Call me old-fashioned. But I admire critics who trust their taste--and are enough of a contrarian--to take a stand, even if they know it’s going to be unpopular with their peers. When I read Kenny’s recent lukewarm review of ‘Milk,’ I suspected that he’d pulled his punches, not wanting to knock a feel-good movie with such a popular following. Kenny’s ‘Wrestler’ review speaks its mind, much as his now-notorious pan of ‘Titanic’ did a decade ago, which inspired weeks of angry letters from its fans (not to mention James Cameron). I thought Kenny was just as wrong about ‘Titanic’ as I think he is about ‘The Wrestler.’ If you care about film, ‘The Wrestler’ is a must-see movie about a beautiful loser trying to hang on to the one thing in his life that keeps his soul intact. I hope Rourke and Aronofsky reap even more rewards from putting so much passion into the project.

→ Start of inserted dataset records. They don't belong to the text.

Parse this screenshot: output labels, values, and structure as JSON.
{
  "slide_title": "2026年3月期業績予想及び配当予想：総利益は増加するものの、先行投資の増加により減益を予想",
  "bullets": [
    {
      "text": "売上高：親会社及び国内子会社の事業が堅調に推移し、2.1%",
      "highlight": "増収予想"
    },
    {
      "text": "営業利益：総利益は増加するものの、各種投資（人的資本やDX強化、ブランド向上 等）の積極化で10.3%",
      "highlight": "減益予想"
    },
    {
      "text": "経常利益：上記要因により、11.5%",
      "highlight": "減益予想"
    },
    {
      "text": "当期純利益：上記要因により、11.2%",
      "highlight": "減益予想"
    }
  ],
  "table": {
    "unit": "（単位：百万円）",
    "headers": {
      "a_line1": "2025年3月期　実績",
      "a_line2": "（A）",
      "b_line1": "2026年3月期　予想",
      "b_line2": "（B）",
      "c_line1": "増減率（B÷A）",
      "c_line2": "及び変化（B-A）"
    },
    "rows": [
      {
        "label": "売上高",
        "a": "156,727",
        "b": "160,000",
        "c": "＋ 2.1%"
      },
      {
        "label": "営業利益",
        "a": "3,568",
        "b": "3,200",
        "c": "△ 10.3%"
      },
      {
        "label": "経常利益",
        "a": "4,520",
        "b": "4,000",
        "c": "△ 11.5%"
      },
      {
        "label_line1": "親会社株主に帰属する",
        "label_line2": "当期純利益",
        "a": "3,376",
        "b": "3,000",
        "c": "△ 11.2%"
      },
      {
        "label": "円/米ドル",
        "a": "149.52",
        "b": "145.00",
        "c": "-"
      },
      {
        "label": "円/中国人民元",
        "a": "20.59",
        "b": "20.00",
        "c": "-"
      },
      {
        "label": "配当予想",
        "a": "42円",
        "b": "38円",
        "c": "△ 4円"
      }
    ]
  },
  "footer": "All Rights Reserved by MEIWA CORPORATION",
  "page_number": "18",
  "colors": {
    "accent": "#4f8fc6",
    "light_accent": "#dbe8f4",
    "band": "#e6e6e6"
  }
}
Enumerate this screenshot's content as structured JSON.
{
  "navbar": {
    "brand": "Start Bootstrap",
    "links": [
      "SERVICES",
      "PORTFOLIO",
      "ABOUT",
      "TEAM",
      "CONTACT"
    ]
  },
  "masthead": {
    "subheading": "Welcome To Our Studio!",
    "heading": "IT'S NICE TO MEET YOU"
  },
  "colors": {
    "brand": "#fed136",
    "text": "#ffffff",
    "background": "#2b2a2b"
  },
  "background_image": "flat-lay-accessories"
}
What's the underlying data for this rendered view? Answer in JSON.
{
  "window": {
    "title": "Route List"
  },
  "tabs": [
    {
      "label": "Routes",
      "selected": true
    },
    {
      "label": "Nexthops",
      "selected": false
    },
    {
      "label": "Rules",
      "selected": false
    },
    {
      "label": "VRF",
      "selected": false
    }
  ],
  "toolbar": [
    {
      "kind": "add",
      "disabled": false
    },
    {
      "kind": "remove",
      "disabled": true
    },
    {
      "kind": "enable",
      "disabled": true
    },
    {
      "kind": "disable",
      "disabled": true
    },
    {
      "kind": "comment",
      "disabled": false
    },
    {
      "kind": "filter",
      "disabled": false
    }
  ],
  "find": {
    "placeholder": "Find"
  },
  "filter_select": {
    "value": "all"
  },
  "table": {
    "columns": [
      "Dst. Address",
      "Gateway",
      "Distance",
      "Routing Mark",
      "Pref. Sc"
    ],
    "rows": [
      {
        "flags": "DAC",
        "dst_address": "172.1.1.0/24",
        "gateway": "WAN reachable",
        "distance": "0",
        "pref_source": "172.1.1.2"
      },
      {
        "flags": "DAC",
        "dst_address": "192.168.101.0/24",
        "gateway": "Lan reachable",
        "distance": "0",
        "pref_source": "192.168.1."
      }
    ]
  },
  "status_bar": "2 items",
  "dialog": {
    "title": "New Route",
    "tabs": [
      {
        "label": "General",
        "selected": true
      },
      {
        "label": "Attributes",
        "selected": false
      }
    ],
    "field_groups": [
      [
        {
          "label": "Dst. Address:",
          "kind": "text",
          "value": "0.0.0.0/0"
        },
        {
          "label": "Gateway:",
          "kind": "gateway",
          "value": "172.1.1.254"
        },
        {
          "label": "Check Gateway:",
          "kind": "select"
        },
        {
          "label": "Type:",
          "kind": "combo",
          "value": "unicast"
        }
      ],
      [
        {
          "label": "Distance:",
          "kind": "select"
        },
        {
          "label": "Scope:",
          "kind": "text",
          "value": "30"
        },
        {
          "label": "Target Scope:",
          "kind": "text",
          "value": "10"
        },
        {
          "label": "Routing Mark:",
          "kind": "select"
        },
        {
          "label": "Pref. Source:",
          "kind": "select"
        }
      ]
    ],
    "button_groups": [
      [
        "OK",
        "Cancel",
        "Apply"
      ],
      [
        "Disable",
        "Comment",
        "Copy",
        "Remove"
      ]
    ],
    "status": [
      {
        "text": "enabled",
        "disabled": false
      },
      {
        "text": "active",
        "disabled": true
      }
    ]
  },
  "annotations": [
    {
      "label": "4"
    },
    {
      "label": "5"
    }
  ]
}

Does that mean Kenny was wrong to put a sleeper hold on the film? Should a critic always be in step with the rest of us? Not at all. I’ve had my disagreements with Manohla Dargis (our former critic who’s now at the N.Y. Times), but I value both her ardor and cool analysis, even when I think she’s dead wrong. I guess what I’m saying is that if you admire a critic, its just as important to read them when you’re mad at them as when you’re contentedly nodding your head in agreement. In today’s world, we’re surrounded by round-the-clock advertising, designed to satisfy our every whim. It’s nice to have a few critics around who don’t just soothe us into submission, but can ruffle our feathers too.